Между тем приблизилась валькирия. Гвардейцы не сразу признали Великую княгиню, да и как признать, находясь в таком шоке. Женщина мало того, что сидела в седле, как мужчина, так и оголила чуть выше колен очень соблазнительные ножки. А еще она была простоволосая, и по мере приближения все больше казалась прехорошенькой. Такое впечатление многие мужчины-гвардейцы пронесут через всю свою жизнь.

– Знаете ли Вы меня, гвардейцы? – покричала Екатерина, и в уже выстроенных рядах преображенцев началось какое-то брожение. – Я пришла сюда, дабы не допустить кровопролития православного. Муж мой жив и сейчас в лазарете егерей, Румянцев защищает меня. Он не враг, но союзник.

– Так чего за юбкой прячется, командир потешный? – выкрикнул кто-то из гвардейцев и моментально получил по лицу от соседа справа, а потом и от соседа слева в глаз несдержанного горлопана прилетел кулак.

– Не прячется он, я сбежала, но муж мой узнает о словах твоих. Петр Федорович ваш командующий, я подполковник и приказываю вам, преображенцы, остановиться, лейб-драгунов прошу сделать тоже самое, – сказала Екатерина столь величественно, что гвардейцы прониклись. Многие из которых еще не забыли, как на руках вносили на престол Елизавету Петровну, какие эмоции в тот момент в них бушевали, как чувствовали себя всесильными сотрясателями империи, они были готовы так же внести на трон и эту милую, притягивающую к себе немку, такую сейчас желанную. Но гвардейцы не поддались глупому порыву, они хранители трона, они русский парламент, избирающий императоров, выбор сделан.

Десять командиров – от секунд-майоров до подполковника вместе с Великой княгиней готовились отправиться в сторону Ораниенбаума.

– Кто это? – спросила Екатерина Алексеевна, когда на дороге вдруг появилась карета в сопровождении роты уланов.

Евреинов ей не ответил, так как на карете не было герба, а именно это средство передвижения не было засвечено у кого-либо из власть имущих.
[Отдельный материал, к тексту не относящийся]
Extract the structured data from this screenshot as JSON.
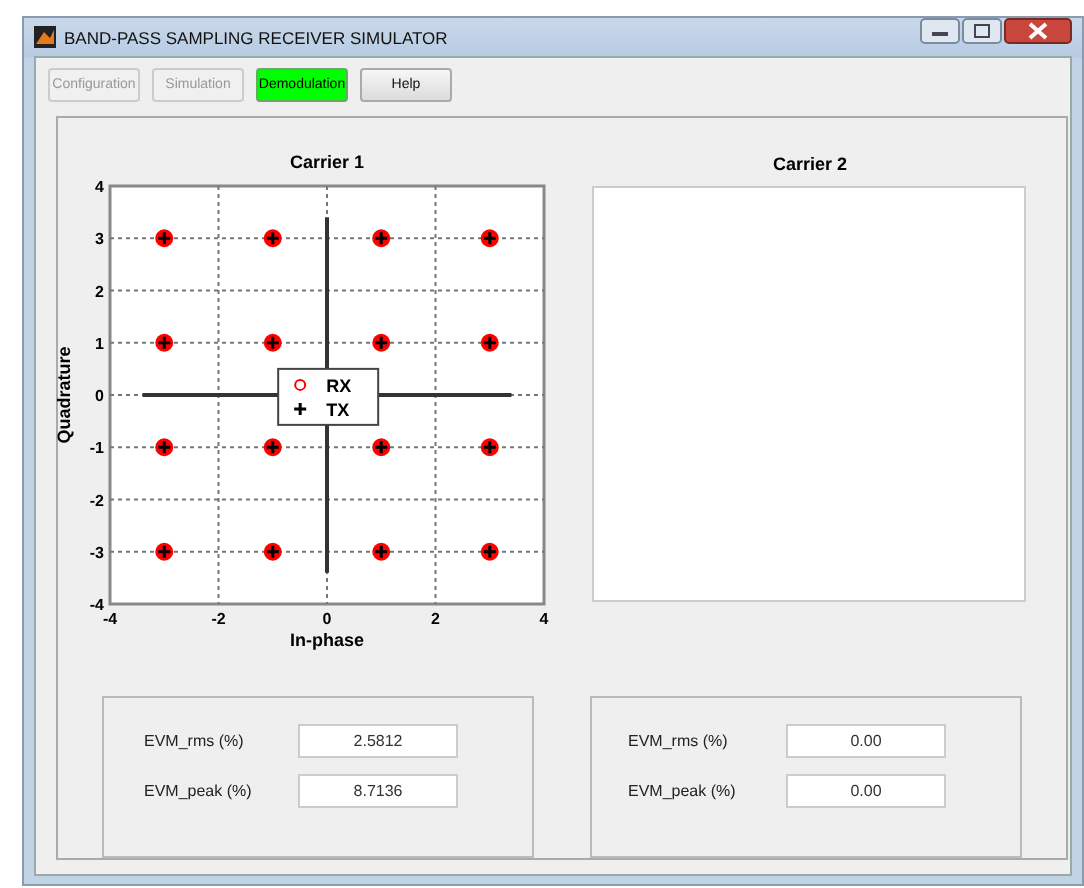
{
  "window": {
    "title": "BAND-PASS SAMPLING RECEIVER SIMULATOR"
  },
  "buttons": [
    {
      "label": "Configuration",
      "disabled": true,
      "selected": false
    },
    {
      "label": "Simulation",
      "disabled": true,
      "selected": false
    },
    {
      "label": "Demodulation",
      "disabled": false,
      "selected": true
    },
    {
      "label": "Help",
      "disabled": false,
      "selected": false
    }
  ],
  "carriers": [
    {
      "title": "Carrier 1",
      "chart_data": {
        "type": "scatter",
        "xlabel": "In-phase",
        "ylabel": "Quadrature",
        "xlim": [
          -4,
          4
        ],
        "ylim": [
          -4,
          4
        ],
        "xticks": [
          -4,
          -2,
          0,
          2,
          4
        ],
        "yticks": [
          -4,
          -3,
          -2,
          -1,
          0,
          1,
          2,
          3,
          4
        ],
        "grid": true,
        "legend": true,
        "x": [
          -3,
          -1,
          1,
          3,
          -3,
          -1,
          1,
          3,
          -3,
          -1,
          1,
          3,
          -3,
          -1,
          1,
          3
        ],
        "series": [
          {
            "name": "RX",
            "color": "#ff0000",
            "values": [
              3,
              3,
              3,
              3,
              1,
              1,
              1,
              1,
              -1,
              -1,
              -1,
              -1,
              -3,
              -3,
              -3,
              -3
            ]
          },
          {
            "name": "TX",
            "color": "#000000",
            "values": [
              3,
              3,
              3,
              3,
              1,
              1,
              1,
              1,
              -1,
              -1,
              -1,
              -1,
              -3,
              -3,
              -3,
              -3
            ]
          }
        ]
      },
      "evm_rms_label": "EVM_rms (%)",
      "evm_rms": "2.5812",
      "evm_peak_label": "EVM_peak (%)",
      "evm_peak": "8.7136"
    },
    {
      "title": "Carrier 2",
      "evm_rms_label": "EVM_rms (%)",
      "evm_rms": "0.00",
      "evm_peak_label": "EVM_peak (%)",
      "evm_peak": "0.00"
    }
  ]
}
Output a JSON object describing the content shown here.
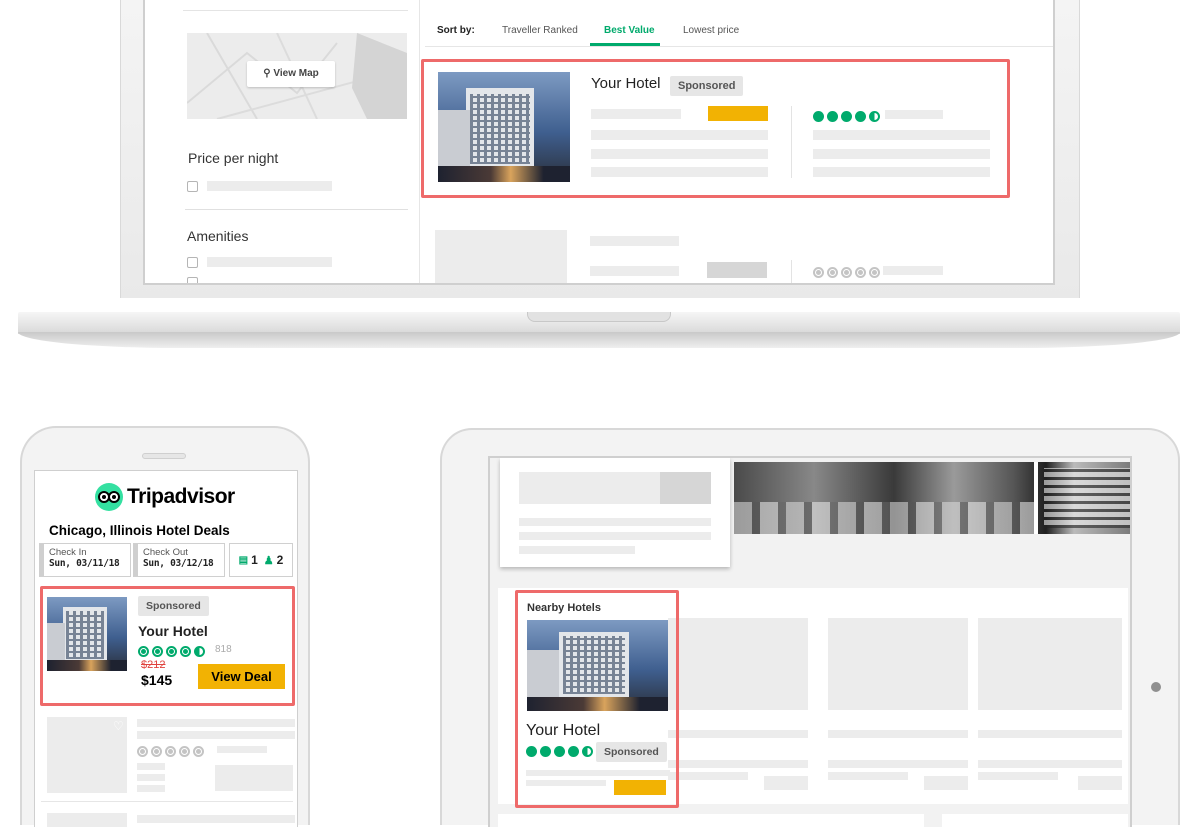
{
  "colors": {
    "accent_green": "#00aa6c",
    "highlight": "#ee6a6a",
    "deal_yellow": "#f2b203",
    "strike_red": "#e0433e"
  },
  "desktop": {
    "sort": {
      "label": "Sort by:",
      "options": [
        "Traveller Ranked",
        "Best Value",
        "Lowest price"
      ],
      "active": "Best Value"
    },
    "map_button": "View Map",
    "filters": {
      "price_title": "Price per night",
      "amenities_title": "Amenities"
    },
    "listing": {
      "name": "Your Hotel",
      "badge": "Sponsored",
      "rating_icon": "bubble-rating-icon"
    }
  },
  "mobile": {
    "logo_text": "Tripadvisor",
    "title": "Chicago, Illinois Hotel Deals",
    "check_in": {
      "label": "Check In",
      "value": "Sun, 03/11/18"
    },
    "check_out": {
      "label": "Check Out",
      "value": "Sun, 03/12/18"
    },
    "rooms": "1",
    "guests": "2",
    "listing": {
      "badge": "Sponsored",
      "name": "Your Hotel",
      "reviews": "818",
      "old_price": "$212",
      "price": "$145",
      "cta": "View Deal"
    }
  },
  "tablet": {
    "section_title": "Nearby Hotels",
    "listing": {
      "name": "Your Hotel",
      "badge": "Sponsored"
    }
  }
}
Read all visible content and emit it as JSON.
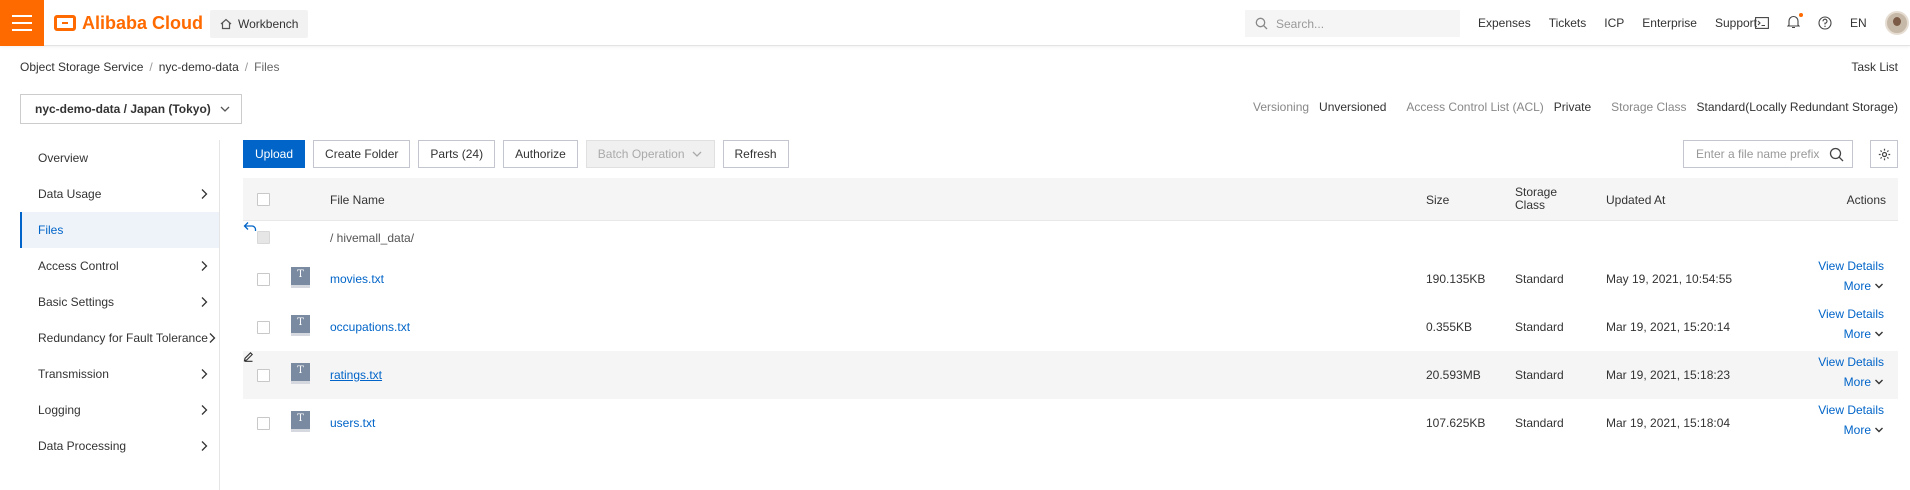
{
  "header": {
    "brand": "Alibaba Cloud",
    "workbench": "Workbench",
    "search_placeholder": "Search...",
    "links": [
      "Expenses",
      "Tickets",
      "ICP",
      "Enterprise",
      "Support"
    ],
    "language": "EN"
  },
  "breadcrumb": {
    "items": [
      "Object Storage Service",
      "nyc-demo-data",
      "Files"
    ],
    "separator": "/"
  },
  "task_list": "Task List",
  "bucket": {
    "selector": "nyc-demo-data / Japan (Tokyo)",
    "versioning_label": "Versioning",
    "versioning_value": "Unversioned",
    "acl_label": "Access Control List (ACL)",
    "acl_value": "Private",
    "storage_label": "Storage Class",
    "storage_value": "Standard(Locally Redundant Storage)"
  },
  "sidebar": {
    "items": [
      {
        "label": "Overview",
        "expandable": false
      },
      {
        "label": "Data Usage",
        "expandable": true
      },
      {
        "label": "Files",
        "expandable": false,
        "active": true
      },
      {
        "label": "Access Control",
        "expandable": true
      },
      {
        "label": "Basic Settings",
        "expandable": true
      },
      {
        "label": "Redundancy for Fault Tolerance",
        "expandable": true
      },
      {
        "label": "Transmission",
        "expandable": true
      },
      {
        "label": "Logging",
        "expandable": true
      },
      {
        "label": "Data Processing",
        "expandable": true
      }
    ]
  },
  "toolbar": {
    "upload": "Upload",
    "create_folder": "Create Folder",
    "parts": "Parts (24)",
    "authorize": "Authorize",
    "batch_operation": "Batch Operation",
    "refresh": "Refresh",
    "prefix_placeholder": "Enter a file name prefix"
  },
  "table": {
    "columns": {
      "file_name": "File Name",
      "size": "Size",
      "storage_class": "Storage Class",
      "updated_at": "Updated At",
      "actions": "Actions"
    },
    "current_path": "/ hivemall_data/",
    "rows": [
      {
        "icon": "T",
        "name": "movies.txt",
        "size": "190.135KB",
        "storage_class": "Standard",
        "updated_at": "May 19, 2021, 10:54:55",
        "view": "View Details",
        "more": "More"
      },
      {
        "icon": "T",
        "name": "occupations.txt",
        "size": "0.355KB",
        "storage_class": "Standard",
        "updated_at": "Mar 19, 2021, 15:20:14",
        "view": "View Details",
        "more": "More"
      },
      {
        "icon": "T",
        "name": "ratings.txt",
        "size": "20.593MB",
        "storage_class": "Standard",
        "updated_at": "Mar 19, 2021, 15:18:23",
        "view": "View Details",
        "more": "More"
      },
      {
        "icon": "T",
        "name": "users.txt",
        "size": "107.625KB",
        "storage_class": "Standard",
        "updated_at": "Mar 19, 2021, 15:18:04",
        "view": "View Details",
        "more": "More"
      }
    ]
  },
  "colors": {
    "brand": "#ff6a00",
    "primary": "#0064c8",
    "hover_row": "#f5f5f6"
  }
}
Но любопытство Великой княгини быстро было удовлетворено. Не дождавшись остановки кареты, ее дверца была резко открыта, а оттуда выглянул генерал Апраксин. Но главной фигурой, которая прибыла к Ораниенбауму, стал канцлер Алексей Петрович Бестужев-Рюмин. Почему именно он прибыл, было не ясно, тот имел опосредованное отношение к гвардии. Между тем логично, что для поддержки канцлер прихватил друга и одного из видных бойцов «партии Бестужева». Вот только Апраксин становился скорее бойцом на паркете политических интриг, чем с боевым генералом. Но стоило надеяться, что исполняющий обязанности Президента Военной коллегии остудит гвардию.

– Братцы! Я прибыл, дабы не допустить кровопролития. Я заставлю сдаться предателя Румянцева, и он ответит за обиды Петру Федоровичу, – распылялся Бестужев.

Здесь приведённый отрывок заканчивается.